Сколько времени я проспала, не знаю, думаю, довольно долго. Когда открыла глаза, солнце уже заглядывало в окна нашей спальни, выходящей на закат. Я почувствовала, что возле входных дверей кто-то стоит и, прижавшись ухом к дверной щели, пытается понять, что здесь происходит. Почему-то этого человека очень интересовало, жива ли я или умерла.
Почему я должна была умереть, я поняла, когда неизвестный подумал, что нужно обязательно забрать из комнаты стакан с остатками клюквенной воды. Почему он должен был быть здесь, я поняла, когда посмотрела на стол. Стакан с прохладительным напитком в теплый летний день, ждал того, чтобы его выпили.

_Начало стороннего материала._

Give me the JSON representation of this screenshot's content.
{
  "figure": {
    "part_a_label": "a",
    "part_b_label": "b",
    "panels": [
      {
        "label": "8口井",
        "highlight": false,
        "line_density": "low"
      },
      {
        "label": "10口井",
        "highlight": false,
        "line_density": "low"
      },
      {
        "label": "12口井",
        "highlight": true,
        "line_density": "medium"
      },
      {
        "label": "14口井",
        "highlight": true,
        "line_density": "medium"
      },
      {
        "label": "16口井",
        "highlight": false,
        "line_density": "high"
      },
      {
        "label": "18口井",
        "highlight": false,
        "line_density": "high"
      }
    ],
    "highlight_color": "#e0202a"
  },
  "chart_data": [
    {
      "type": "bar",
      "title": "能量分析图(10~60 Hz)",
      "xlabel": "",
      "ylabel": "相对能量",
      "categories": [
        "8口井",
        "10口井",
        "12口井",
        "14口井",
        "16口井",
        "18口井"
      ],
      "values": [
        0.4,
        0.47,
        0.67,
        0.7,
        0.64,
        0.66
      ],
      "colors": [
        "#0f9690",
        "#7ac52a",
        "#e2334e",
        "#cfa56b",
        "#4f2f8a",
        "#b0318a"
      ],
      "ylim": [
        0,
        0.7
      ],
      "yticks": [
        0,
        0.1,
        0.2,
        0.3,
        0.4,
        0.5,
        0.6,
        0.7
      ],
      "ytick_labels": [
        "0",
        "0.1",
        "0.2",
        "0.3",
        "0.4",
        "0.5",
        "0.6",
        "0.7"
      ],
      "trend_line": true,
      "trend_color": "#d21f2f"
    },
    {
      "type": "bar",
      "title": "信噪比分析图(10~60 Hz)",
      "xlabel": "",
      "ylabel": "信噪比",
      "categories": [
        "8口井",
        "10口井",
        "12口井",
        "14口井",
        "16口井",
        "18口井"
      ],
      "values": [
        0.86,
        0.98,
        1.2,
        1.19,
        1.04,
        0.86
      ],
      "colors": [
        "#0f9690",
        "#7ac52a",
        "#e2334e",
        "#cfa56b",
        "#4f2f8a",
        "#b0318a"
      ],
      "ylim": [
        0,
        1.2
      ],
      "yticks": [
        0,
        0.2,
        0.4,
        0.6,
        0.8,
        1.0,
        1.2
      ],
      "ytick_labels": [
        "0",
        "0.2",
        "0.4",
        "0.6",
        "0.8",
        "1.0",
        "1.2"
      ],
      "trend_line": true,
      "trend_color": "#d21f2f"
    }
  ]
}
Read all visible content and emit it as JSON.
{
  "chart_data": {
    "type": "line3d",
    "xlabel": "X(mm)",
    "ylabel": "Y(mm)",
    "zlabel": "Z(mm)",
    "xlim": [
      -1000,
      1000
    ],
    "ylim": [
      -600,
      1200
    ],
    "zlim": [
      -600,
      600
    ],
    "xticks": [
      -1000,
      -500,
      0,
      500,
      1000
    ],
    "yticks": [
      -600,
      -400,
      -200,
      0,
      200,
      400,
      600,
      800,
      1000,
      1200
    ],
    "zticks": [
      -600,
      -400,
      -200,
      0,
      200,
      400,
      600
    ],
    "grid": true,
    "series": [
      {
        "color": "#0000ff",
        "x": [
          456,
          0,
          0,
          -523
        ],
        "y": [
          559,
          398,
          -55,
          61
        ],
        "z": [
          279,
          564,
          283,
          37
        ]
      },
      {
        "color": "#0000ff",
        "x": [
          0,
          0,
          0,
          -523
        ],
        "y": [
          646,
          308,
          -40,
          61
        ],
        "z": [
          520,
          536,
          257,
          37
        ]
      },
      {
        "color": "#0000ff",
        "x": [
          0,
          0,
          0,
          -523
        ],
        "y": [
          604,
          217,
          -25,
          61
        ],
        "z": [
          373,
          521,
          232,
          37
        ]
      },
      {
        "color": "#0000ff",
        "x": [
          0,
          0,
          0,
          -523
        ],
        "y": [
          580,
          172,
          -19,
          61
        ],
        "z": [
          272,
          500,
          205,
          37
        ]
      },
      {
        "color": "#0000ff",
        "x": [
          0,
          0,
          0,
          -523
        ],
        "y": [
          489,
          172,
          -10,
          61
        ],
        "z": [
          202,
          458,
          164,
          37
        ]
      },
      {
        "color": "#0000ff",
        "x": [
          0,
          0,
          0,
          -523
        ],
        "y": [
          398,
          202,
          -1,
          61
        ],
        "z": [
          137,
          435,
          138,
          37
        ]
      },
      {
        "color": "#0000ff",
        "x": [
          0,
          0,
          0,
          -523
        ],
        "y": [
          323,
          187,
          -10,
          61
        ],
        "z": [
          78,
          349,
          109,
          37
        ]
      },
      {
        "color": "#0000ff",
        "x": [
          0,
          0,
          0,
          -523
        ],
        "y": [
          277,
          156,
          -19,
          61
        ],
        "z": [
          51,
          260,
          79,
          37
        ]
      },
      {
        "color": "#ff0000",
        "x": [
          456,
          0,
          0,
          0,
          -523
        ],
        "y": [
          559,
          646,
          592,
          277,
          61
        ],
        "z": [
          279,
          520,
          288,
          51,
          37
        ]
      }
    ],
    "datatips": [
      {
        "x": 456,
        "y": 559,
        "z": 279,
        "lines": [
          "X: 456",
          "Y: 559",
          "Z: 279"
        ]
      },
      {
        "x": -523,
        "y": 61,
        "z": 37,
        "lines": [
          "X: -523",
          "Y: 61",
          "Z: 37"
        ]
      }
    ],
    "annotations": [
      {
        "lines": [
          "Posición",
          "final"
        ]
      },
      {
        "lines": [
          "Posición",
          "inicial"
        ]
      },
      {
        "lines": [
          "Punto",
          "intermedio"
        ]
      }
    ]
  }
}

Кажется, в этом доме все кому не лень владели секретами ядов. Сначала Вошины пытались отравить Василия Ивановича, теперь кто-то неизвестный, скорее всего, по приказу Трегубова пытается отравить меня.
Ни пить кислый напиток, ни умирать мне совсем не хотелось. Потому я вытащила из потайного места пистолет, взвела курок, и бесшумно подойдя к входной двери, широко ее распахнула.

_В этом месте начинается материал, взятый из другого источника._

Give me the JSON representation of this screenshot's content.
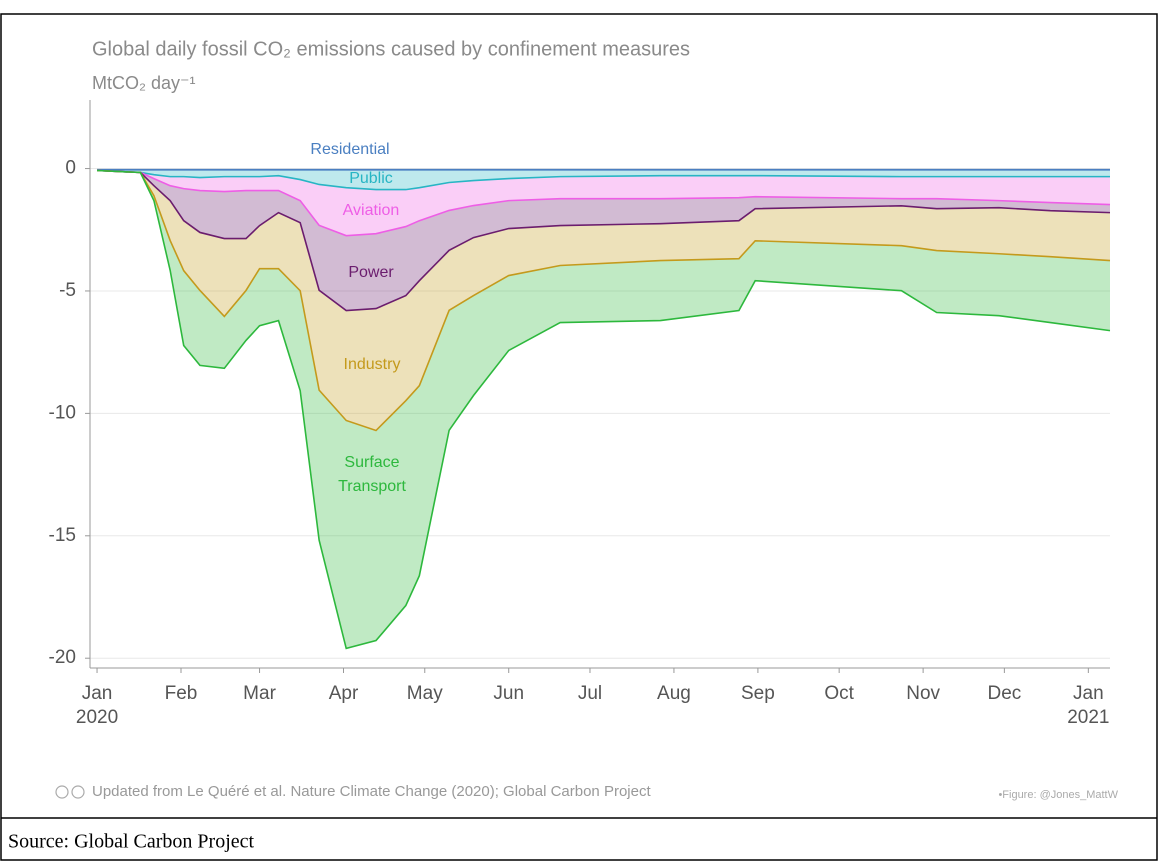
{
  "chart_data": {
    "type": "stacked_area",
    "title": "Global daily fossil CO₂ emissions caused by confinement measures",
    "subtitle": "MtCO₂ day⁻¹",
    "x": [
      0,
      16,
      21,
      27,
      32,
      38,
      47,
      55,
      60,
      67,
      75,
      82,
      92,
      103,
      114,
      119,
      130,
      139,
      152,
      171,
      208,
      237,
      243,
      297,
      310,
      333,
      352,
      374
    ],
    "series": [
      {
        "name": "Residential",
        "color": "#4a7fc1",
        "values": [
          -0.05,
          -0.05,
          -0.05,
          -0.05,
          -0.05,
          -0.05,
          -0.05,
          -0.05,
          -0.05,
          -0.05,
          -0.05,
          -0.05,
          -0.05,
          -0.05,
          -0.05,
          -0.05,
          -0.05,
          -0.05,
          -0.05,
          -0.05,
          -0.05,
          -0.05,
          -0.05,
          -0.05,
          -0.05,
          -0.05,
          -0.05,
          -0.05
        ]
      },
      {
        "name": "Public",
        "color": "#27b5c4",
        "values": [
          -0.03,
          -0.11,
          -0.2,
          -0.28,
          -0.28,
          -0.32,
          -0.28,
          -0.28,
          -0.28,
          -0.24,
          -0.4,
          -0.6,
          -0.73,
          -0.81,
          -0.81,
          -0.73,
          -0.52,
          -0.44,
          -0.36,
          -0.28,
          -0.24,
          -0.24,
          -0.24,
          -0.28,
          -0.28,
          -0.28,
          -0.28,
          -0.28
        ]
      },
      {
        "name": "Aviation",
        "color": "#ee5ee6",
        "values": [
          0,
          0,
          -0.16,
          -0.37,
          -0.49,
          -0.53,
          -0.61,
          -0.57,
          -0.57,
          -0.61,
          -0.86,
          -1.67,
          -1.96,
          -1.8,
          -1.51,
          -1.35,
          -1.14,
          -1.02,
          -0.9,
          -0.9,
          -0.94,
          -0.9,
          -0.86,
          -0.9,
          -0.9,
          -0.98,
          -1.06,
          -1.14
        ]
      },
      {
        "name": "Power",
        "color": "#6b1d6e",
        "values": [
          0,
          0,
          -0.29,
          -0.61,
          -1.31,
          -1.71,
          -1.92,
          -1.96,
          -1.43,
          -0.9,
          -0.9,
          -2.65,
          -3.06,
          -3.06,
          -2.82,
          -2.45,
          -1.63,
          -1.31,
          -1.14,
          -1.1,
          -1.02,
          -0.94,
          -0.49,
          -0.29,
          -0.41,
          -0.29,
          -0.33,
          -0.33
        ]
      },
      {
        "name": "Industry",
        "color": "#c49a1c",
        "values": [
          0,
          0,
          -0.41,
          -1.63,
          -2.04,
          -2.37,
          -3.18,
          -2.12,
          -1.76,
          -2.29,
          -2.78,
          -4.08,
          -4.49,
          -4.98,
          -4.29,
          -4.29,
          -2.45,
          -2.37,
          -1.92,
          -1.63,
          -1.51,
          -1.55,
          -1.31,
          -1.63,
          -1.71,
          -1.88,
          -1.88,
          -1.96
        ]
      },
      {
        "name": "Surface Transport",
        "color": "#2db83d",
        "values": [
          0,
          0,
          -0.2,
          -1.22,
          -3.06,
          -3.06,
          -2.12,
          -2.04,
          -2.33,
          -2.12,
          -4.08,
          -6.13,
          -9.31,
          -8.58,
          -8.37,
          -7.76,
          -4.9,
          -4.08,
          -3.06,
          -2.33,
          -2.45,
          -2.12,
          -1.63,
          -1.84,
          -2.53,
          -2.53,
          -2.69,
          -2.86
        ]
      }
    ],
    "xlim": [
      -2.6,
      374
    ],
    "xticks": [
      {
        "value": 0,
        "label": "Jan"
      },
      {
        "value": 31,
        "label": "Feb"
      },
      {
        "value": 60,
        "label": "Mar"
      },
      {
        "value": 91,
        "label": "Apr"
      },
      {
        "value": 121,
        "label": "May"
      },
      {
        "value": 152,
        "label": "Jun"
      },
      {
        "value": 182,
        "label": "Jul"
      },
      {
        "value": 213,
        "label": "Aug"
      },
      {
        "value": 244,
        "label": "Sep"
      },
      {
        "value": 274,
        "label": "Oct"
      },
      {
        "value": 305,
        "label": "Nov"
      },
      {
        "value": 335,
        "label": "Dec"
      },
      {
        "value": 366,
        "label": "Jan"
      }
    ],
    "year_labels": [
      {
        "value": 0,
        "label": "2020"
      },
      {
        "value": 366,
        "label": "2021"
      }
    ],
    "ylim": [
      -20.4,
      2.8
    ],
    "yticks": [
      0,
      -5,
      -10,
      -15,
      -20
    ],
    "grid": true,
    "footer": "Updated from Le Quéré et al. Nature Climate Change (2020); Global Carbon Project",
    "credit": "•Figure: @Jones_MattW"
  },
  "caption": "Source: Global Carbon Project"
}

– Ой, как вы меня напугали! – взвизгнула моя старая знакомая, дочь бригадира и горничной. – А я шла мимо…
Договорить она не успела, я схватила ее за руку, приставил ко лбу дуло пистолета, и силком втянула в комнату.

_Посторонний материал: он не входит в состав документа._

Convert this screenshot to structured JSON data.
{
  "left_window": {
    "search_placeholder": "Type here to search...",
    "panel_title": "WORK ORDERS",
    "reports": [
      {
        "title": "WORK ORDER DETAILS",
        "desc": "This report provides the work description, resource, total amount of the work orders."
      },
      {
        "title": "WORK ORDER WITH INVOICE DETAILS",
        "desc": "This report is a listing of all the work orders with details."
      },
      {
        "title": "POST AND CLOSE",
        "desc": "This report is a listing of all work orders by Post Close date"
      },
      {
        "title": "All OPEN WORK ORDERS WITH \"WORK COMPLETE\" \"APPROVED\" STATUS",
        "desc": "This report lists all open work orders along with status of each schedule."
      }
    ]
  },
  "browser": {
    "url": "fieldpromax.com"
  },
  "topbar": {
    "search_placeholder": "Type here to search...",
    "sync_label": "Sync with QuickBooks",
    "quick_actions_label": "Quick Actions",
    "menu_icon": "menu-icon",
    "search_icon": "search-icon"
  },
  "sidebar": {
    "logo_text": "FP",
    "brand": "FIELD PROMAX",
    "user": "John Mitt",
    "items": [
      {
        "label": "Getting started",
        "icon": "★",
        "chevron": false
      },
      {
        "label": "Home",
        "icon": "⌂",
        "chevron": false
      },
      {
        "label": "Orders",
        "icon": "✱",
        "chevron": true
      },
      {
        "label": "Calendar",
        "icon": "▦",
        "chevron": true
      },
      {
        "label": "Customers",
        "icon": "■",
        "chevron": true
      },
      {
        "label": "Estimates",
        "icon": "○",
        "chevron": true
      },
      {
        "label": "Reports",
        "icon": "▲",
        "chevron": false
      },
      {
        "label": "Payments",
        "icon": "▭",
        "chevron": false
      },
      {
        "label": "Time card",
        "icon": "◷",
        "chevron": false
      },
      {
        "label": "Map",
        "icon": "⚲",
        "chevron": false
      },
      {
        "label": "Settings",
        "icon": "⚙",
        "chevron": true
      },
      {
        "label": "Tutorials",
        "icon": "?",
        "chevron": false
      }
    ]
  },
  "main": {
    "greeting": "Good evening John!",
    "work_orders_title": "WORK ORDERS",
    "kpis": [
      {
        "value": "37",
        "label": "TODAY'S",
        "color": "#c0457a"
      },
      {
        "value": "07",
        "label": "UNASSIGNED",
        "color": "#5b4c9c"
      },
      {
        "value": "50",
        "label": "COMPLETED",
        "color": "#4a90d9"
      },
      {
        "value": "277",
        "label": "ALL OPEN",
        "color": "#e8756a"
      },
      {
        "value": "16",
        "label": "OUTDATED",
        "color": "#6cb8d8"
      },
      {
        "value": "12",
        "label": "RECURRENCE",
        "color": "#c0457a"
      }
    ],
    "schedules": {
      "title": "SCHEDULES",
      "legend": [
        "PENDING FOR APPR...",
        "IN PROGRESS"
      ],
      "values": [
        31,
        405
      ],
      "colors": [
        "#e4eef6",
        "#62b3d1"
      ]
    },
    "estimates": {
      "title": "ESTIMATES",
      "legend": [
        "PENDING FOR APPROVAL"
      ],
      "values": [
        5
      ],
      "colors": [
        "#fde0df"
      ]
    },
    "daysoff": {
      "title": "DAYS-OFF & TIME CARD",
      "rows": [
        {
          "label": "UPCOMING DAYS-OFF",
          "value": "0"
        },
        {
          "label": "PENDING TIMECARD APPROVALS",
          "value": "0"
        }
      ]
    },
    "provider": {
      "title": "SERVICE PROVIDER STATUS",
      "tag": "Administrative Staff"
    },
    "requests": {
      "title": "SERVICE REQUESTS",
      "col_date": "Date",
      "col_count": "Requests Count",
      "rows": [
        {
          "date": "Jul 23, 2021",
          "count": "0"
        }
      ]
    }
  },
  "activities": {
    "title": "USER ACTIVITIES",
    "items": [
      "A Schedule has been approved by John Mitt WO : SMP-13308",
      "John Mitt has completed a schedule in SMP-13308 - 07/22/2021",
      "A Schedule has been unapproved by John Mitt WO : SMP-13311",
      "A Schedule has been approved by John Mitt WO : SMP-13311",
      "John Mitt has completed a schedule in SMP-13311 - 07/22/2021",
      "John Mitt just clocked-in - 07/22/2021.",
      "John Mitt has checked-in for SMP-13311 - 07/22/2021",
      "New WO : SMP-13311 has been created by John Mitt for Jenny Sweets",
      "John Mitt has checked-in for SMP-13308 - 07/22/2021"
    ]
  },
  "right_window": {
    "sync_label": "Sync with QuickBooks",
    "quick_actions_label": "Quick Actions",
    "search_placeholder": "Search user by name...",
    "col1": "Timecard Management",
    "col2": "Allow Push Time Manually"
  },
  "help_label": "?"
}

– Что, что вам от меня надо? – стуча от страха зубами, спросила она. – Как вы смеете, я благородная девушка…
Я не ответила и повела в спальню.
– Кто тебе приказал меня отравить? – прямо спросила я.
– А-а-а-а, – начала бормотать она, стуча зубами и сведя глаза к переносице, чтобы видеть страшное, смертоносное оружие, – а-а-а-а…
Больше ничего интересного дочь бригадира не сказала и упала в обморок. Конечно, приводя ее в чувство, я могла дать девице испить ее же клюквенной водицы, но вместо этого оставила лежать на полу, и приходить в сознание самостоятельно.
Что мне делать с отравителями и как жить здесь дальше я не знала, и не было мужа спросить совета. Мне уже было не в радость ни это имение, ни мифическое богатство, так неожиданно свалившееся на голову и, похоже, очень опасное для жизни. Слишком много вокруг оказалось людей, желающих нам с Алешей зла.
Пока я думала, о тяжелой судьбе состоятельных людей, дочь бригадира пришла в себя, села на полу и удивленно осмотрелась.
В голове у нее была такая каша, состоящая из незаконченных коротких мыслей, что я ничего не могла понять.
– Как я сюда попала? – спросила она меня. – Вы, сударыня, кто? Позвольте рекомендоваться, я благородная девица…
Я не знала, что ей ответить. Было, похоже, что дочь бригадира от пережитого страха тронулась умом.
– А почему я сижу на полу? – так и не назвавшись, подозрительно, спросила она. – По какому праву вы надо мной заноситесь?
То, что она не прикидывается, а действительно ничего не помнит и не понимает, я знала совершенно точно. Потому, не вступая в разговор, подала девице руку, помогла встать на ноги и ласково сказала:
– Вам лучше пойти к себе и отдохнуть.
– Вы так думаете? – переспросила она, потом прищурилась и погрозила мне пальцем. – Я чувствую, вы хотите меня обидеть!
Лицо ее стало неузнаваемым. Щека дергалась, и изо рта потекла слюна. Она смотрела сквозь меня и верхняя губа поднимаясь, обнажала мелкие, острые зубы.
– Напротив, я всецело на вашей стороне, – стараясь не показывать, как напугана, отвечала я, пряча пистолет за спину и незаметно, подталкивая ее к выходу.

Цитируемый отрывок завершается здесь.